You may think that you know everything there is to know about the General Data Protection Regulation (GDPR), but the rules dealing with employee data are different to those which deal with the data of individuals who engage with a business or organisation as a customer or potential customer.
Why HR activity is high risk
If you think about it carefully, you can understand why HR activities within a business or organisation are considered high risk, in terms of the GDPR. Businesses and organisations tend to hold sensitive personal data relating to employees, such as information relating to health or criminal convictions. This means that the processing activities of the HR function are always likely to be high risk.
It is important that businesses and organisations address this risk, as they could be subject to action taken by employees if not, and be found to be in breach of GDPR.
Why Employee Consent is Not Enough
One of the interesting points to note, about processing employee personal data in line with GDPR rules, is that it is not in fact sufficient in itself to have received the employee’s consent. This is because employees are considered to be ‘vulnerable’ due to their dependent relationship with the employer. In order to process an employee’s personal data, the employer must prove that there is a legitimate reason for doing so.
Such a reason may be:
- To enable an employment contract to be fulfilled.
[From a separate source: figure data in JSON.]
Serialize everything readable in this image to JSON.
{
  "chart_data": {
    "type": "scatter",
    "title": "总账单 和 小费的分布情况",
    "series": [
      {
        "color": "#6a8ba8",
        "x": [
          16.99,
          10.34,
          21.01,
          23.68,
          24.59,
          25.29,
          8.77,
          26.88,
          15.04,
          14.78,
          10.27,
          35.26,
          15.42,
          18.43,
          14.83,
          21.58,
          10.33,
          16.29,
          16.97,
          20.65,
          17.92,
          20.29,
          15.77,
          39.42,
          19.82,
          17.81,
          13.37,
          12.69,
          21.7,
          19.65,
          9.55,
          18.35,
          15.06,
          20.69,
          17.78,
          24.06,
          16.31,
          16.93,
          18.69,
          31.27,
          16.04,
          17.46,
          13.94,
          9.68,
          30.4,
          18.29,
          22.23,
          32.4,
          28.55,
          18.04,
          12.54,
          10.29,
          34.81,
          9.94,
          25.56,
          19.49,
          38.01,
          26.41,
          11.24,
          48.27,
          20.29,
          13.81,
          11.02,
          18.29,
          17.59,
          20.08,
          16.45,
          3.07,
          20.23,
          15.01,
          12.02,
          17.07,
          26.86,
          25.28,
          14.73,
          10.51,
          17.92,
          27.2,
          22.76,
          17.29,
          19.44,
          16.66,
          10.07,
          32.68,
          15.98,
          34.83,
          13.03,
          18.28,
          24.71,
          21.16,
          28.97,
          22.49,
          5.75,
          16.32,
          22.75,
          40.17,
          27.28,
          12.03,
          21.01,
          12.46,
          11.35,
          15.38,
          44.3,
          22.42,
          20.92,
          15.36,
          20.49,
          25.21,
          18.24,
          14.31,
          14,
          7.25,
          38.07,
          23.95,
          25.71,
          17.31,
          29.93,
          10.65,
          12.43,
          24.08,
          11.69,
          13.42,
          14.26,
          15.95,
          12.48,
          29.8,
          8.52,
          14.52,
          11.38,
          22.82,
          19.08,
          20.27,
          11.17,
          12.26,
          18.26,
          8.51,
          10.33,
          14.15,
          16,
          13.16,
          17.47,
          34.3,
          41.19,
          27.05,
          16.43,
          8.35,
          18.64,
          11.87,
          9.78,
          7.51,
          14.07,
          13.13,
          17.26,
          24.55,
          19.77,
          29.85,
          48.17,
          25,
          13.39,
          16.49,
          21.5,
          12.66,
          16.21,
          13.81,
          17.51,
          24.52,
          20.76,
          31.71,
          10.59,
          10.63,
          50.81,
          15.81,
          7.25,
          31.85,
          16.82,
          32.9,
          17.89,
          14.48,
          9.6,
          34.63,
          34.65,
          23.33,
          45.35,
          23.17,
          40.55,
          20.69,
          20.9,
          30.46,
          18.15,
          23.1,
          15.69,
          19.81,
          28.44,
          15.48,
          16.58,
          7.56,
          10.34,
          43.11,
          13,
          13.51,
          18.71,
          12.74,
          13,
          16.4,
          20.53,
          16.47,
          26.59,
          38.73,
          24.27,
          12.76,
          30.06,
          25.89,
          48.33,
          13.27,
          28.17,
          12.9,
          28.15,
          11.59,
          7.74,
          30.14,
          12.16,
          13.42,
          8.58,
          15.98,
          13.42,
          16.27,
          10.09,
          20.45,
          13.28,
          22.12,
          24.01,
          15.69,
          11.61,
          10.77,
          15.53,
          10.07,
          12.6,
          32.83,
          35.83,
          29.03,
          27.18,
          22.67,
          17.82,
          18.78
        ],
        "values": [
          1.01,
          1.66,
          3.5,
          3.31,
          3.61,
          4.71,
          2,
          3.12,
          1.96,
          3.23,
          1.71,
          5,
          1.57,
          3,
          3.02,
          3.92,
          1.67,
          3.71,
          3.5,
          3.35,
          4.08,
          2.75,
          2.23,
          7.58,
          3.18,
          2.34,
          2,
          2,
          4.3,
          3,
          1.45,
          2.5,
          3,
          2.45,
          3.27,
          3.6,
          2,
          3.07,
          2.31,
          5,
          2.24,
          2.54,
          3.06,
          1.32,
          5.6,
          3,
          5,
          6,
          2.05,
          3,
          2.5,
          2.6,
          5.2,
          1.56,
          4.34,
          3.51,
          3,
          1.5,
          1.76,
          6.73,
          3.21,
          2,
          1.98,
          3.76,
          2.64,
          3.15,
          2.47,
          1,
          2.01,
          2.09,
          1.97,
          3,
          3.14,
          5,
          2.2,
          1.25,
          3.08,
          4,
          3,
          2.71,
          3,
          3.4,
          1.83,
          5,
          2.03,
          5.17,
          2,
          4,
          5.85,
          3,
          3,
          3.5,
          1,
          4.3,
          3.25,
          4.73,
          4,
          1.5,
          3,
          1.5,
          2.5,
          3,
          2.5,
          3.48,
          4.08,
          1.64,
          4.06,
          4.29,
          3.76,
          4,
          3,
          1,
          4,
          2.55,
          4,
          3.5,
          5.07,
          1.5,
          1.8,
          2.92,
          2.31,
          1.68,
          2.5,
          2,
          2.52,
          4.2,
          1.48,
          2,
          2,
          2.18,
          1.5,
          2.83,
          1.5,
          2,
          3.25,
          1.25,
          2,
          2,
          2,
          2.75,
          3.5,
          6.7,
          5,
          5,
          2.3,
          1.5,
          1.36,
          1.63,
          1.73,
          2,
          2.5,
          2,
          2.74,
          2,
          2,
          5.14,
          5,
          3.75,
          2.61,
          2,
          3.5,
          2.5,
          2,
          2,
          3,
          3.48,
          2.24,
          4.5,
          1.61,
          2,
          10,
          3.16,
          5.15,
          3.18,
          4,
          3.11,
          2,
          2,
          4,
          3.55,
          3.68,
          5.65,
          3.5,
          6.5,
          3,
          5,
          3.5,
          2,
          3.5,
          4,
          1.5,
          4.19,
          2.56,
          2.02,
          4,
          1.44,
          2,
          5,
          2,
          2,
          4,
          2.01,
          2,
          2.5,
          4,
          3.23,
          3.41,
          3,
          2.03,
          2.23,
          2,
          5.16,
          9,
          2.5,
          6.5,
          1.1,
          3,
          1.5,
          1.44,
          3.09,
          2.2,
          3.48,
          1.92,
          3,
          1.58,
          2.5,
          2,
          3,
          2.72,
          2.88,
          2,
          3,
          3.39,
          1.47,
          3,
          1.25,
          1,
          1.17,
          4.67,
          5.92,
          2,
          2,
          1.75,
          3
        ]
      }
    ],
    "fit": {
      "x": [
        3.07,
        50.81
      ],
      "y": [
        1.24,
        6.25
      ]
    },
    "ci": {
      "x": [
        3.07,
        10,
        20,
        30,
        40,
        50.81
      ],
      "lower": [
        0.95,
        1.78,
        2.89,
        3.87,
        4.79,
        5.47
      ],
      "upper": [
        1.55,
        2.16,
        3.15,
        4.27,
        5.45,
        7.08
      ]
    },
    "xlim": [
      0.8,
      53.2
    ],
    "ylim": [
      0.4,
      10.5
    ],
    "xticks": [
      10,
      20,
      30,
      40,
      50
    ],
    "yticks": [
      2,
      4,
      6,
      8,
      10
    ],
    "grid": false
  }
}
- To comply with legal requirements.
- In connection with a legitimate interest of the employer.
Employers need to complete a Data Protection Impact Assessment (DPIA) in order to prove that the legitimate reason outweighs any potential negative impact on the employee.
As you can see, there needs to be great emphasis placed on complying with GDPR rules, in respect of dealing with the personal data of employees. Not doing so could lead to businesses and organisations facing fines and other sanctions.